Reality Sandwich is running an excerpt from Ryan Hurd‘s new e-book on sleep paralysis Sleep Paralysis: A Dreamer’s Guide (disclosure: that’s an affiliate link, but I haven’t read this book, only the excerpt):
Psychologist Jorge Conesa-Sevilla has put forward an ecopsychological hypothesis about SP/HH. Ecopsychology is the study of the mind in association with the natural environment. Conesa-Sevilla suggests the uncanny state of mind may be triggered by geological anomalies, and points out that cultures living in the “Ring of Fire,” the geomagnetically unstable areas of Central America, the Pacific Coast of the US, Southern Alaska, Hawaii, and Indonesia, have a much more developed vocabulary for sleep paralysis and its accompanying hallucinations than anywhere else in the world.  Many of the indigenous peoples of these territories are dreaming cultures that pay attention to, and actively invite, the “dreaming arts” such as lucid dreaming, reverie and trance states.  Given that geomagnetic effects have been shown to alter consciousness, Conesa-Sevilla’s hypothesis is not so unlikely. Similarly, archaeologist Paul Devereux has noted that SP is one state of consciousness among many that “transgress” the normal boundaries of mental imagery (without straying into psychosis), and may be responsible for some mental events interpreted as hauntings.  In both of these theories, then, the Stranger can be seen as emerging from local environmental conditions, as well as from the dreamer’s own mind and cultural upbringing.

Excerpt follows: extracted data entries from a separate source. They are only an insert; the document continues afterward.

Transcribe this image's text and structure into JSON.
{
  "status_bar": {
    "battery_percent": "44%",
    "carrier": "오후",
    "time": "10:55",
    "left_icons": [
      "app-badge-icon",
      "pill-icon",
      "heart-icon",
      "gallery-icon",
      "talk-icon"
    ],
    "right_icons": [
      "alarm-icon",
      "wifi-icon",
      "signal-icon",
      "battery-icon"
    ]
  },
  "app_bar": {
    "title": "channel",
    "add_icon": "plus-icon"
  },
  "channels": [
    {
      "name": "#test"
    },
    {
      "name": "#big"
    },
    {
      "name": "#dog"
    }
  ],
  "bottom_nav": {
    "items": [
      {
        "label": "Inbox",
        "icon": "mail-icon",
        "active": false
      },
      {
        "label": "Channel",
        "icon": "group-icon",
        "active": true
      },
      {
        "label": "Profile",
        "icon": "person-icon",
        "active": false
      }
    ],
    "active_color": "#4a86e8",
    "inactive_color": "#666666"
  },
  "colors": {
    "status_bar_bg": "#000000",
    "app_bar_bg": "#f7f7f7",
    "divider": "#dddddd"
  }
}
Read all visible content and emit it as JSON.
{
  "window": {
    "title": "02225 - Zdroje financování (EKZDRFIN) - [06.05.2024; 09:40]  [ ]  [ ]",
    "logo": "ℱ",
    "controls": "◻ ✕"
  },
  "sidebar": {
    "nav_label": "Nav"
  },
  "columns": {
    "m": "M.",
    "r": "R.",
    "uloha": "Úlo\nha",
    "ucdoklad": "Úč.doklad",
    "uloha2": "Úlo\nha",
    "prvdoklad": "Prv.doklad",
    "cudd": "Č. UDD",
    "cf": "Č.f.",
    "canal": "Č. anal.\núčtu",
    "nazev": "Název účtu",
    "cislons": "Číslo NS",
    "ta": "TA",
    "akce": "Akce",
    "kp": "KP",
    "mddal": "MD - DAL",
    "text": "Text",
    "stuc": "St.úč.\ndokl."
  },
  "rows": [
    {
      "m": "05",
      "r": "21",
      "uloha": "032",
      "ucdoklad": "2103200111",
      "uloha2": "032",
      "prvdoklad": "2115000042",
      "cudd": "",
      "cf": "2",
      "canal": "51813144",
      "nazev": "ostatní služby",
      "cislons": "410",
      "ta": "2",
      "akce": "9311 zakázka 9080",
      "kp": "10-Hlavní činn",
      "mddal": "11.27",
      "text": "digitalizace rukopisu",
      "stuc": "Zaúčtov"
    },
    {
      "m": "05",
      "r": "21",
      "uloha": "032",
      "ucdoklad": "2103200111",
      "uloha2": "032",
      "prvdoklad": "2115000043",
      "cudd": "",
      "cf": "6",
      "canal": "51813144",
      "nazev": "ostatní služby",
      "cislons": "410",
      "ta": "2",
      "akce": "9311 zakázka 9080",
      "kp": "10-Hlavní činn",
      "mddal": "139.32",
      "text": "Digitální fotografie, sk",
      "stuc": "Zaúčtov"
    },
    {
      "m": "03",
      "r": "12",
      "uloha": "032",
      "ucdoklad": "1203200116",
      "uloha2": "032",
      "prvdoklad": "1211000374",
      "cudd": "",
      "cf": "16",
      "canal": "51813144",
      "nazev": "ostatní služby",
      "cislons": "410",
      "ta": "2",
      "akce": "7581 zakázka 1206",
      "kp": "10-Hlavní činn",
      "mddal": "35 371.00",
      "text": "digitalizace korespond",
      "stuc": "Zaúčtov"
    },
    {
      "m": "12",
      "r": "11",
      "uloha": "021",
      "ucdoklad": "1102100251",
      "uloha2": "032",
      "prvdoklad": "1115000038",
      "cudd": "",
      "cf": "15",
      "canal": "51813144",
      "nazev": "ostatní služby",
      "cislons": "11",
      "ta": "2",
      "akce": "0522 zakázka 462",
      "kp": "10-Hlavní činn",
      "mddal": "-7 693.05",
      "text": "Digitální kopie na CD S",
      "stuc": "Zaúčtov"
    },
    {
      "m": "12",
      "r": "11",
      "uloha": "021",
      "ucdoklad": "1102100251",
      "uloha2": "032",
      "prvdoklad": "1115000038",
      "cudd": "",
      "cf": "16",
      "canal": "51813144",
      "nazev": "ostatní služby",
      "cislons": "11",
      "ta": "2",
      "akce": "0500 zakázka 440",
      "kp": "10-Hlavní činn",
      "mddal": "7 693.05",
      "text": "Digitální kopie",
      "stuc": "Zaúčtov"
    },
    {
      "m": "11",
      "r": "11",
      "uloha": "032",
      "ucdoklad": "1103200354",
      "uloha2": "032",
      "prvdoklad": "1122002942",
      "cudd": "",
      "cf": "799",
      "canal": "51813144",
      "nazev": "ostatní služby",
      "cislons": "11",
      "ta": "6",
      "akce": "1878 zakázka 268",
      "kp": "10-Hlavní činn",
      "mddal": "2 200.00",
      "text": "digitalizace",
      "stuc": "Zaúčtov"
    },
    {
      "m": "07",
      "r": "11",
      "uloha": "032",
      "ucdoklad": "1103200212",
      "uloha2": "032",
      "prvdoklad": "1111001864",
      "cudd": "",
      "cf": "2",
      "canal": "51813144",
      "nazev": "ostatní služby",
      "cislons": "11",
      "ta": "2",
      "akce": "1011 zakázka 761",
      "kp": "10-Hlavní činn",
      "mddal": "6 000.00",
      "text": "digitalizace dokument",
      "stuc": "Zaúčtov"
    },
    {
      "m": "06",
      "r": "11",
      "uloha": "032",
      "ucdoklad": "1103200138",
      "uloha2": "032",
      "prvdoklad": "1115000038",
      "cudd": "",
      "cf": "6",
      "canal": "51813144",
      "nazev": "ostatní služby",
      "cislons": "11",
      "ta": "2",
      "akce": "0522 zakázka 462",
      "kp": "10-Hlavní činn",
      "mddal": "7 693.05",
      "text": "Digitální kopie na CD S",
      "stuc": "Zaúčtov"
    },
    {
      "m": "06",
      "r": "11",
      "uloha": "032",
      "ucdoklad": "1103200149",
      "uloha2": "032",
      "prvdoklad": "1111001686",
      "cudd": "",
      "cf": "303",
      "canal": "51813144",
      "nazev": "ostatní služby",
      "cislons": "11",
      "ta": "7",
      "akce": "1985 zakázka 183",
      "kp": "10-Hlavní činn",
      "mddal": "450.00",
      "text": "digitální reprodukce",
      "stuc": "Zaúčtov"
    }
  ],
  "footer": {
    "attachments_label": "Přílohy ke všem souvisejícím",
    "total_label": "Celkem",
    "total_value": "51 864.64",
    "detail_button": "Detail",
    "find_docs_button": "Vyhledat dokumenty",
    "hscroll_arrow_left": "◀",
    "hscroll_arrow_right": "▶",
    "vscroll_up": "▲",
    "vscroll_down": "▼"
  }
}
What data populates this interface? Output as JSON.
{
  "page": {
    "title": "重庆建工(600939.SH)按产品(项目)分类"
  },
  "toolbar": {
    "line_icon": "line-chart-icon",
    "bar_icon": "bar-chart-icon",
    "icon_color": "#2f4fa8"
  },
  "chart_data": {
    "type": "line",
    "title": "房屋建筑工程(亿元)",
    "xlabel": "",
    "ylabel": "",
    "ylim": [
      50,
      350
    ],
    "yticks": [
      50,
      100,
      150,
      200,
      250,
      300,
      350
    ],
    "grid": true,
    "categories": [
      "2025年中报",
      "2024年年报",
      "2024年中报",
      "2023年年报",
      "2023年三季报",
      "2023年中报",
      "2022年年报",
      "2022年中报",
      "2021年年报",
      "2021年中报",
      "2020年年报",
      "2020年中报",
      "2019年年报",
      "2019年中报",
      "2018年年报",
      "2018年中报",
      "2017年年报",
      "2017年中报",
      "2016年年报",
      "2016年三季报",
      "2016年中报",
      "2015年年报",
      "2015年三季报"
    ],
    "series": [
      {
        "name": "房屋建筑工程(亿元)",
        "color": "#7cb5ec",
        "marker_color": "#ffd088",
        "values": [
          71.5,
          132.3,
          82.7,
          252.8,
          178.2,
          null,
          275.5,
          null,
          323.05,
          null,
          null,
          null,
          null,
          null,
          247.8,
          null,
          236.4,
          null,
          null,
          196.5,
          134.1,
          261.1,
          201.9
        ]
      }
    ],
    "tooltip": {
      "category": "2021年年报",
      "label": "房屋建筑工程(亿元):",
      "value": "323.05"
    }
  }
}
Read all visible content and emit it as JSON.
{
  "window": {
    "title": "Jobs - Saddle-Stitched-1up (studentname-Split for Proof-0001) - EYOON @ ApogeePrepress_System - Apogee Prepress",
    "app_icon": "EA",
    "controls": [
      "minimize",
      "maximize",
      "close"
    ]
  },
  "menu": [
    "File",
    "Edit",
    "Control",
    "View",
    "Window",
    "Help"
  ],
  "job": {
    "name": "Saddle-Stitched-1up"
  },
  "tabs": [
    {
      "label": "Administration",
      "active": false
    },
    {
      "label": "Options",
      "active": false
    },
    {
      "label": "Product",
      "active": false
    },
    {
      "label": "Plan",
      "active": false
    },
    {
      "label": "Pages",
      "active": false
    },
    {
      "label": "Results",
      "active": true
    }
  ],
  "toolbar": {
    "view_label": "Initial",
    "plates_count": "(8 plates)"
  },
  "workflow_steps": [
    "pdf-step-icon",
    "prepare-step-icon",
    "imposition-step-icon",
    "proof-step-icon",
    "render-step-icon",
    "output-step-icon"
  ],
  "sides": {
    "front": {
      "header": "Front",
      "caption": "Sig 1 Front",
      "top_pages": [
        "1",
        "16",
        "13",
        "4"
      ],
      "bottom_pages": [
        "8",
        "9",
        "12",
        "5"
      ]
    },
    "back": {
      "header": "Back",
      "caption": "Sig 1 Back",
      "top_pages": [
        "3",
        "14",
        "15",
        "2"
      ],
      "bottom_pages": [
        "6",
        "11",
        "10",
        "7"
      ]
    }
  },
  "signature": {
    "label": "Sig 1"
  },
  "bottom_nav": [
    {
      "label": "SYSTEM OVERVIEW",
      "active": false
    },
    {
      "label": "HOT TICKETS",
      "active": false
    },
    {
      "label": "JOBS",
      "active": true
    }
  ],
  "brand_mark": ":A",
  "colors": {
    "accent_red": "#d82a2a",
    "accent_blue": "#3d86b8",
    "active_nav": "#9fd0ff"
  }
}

I’ve experienced sleep paralysis twice in my life. I was familiar with the phenomena of sleep paralysis and both of my experiences had heavy “occult” undertones since that was what I was into at the time. They were still scary, but not in the way that they would have been if I hadn’t been aware of sleep paralysis and didn’t have a positive framework for encounters with strange entities in mind when it happened.
I haven’t had an experience like this in many years.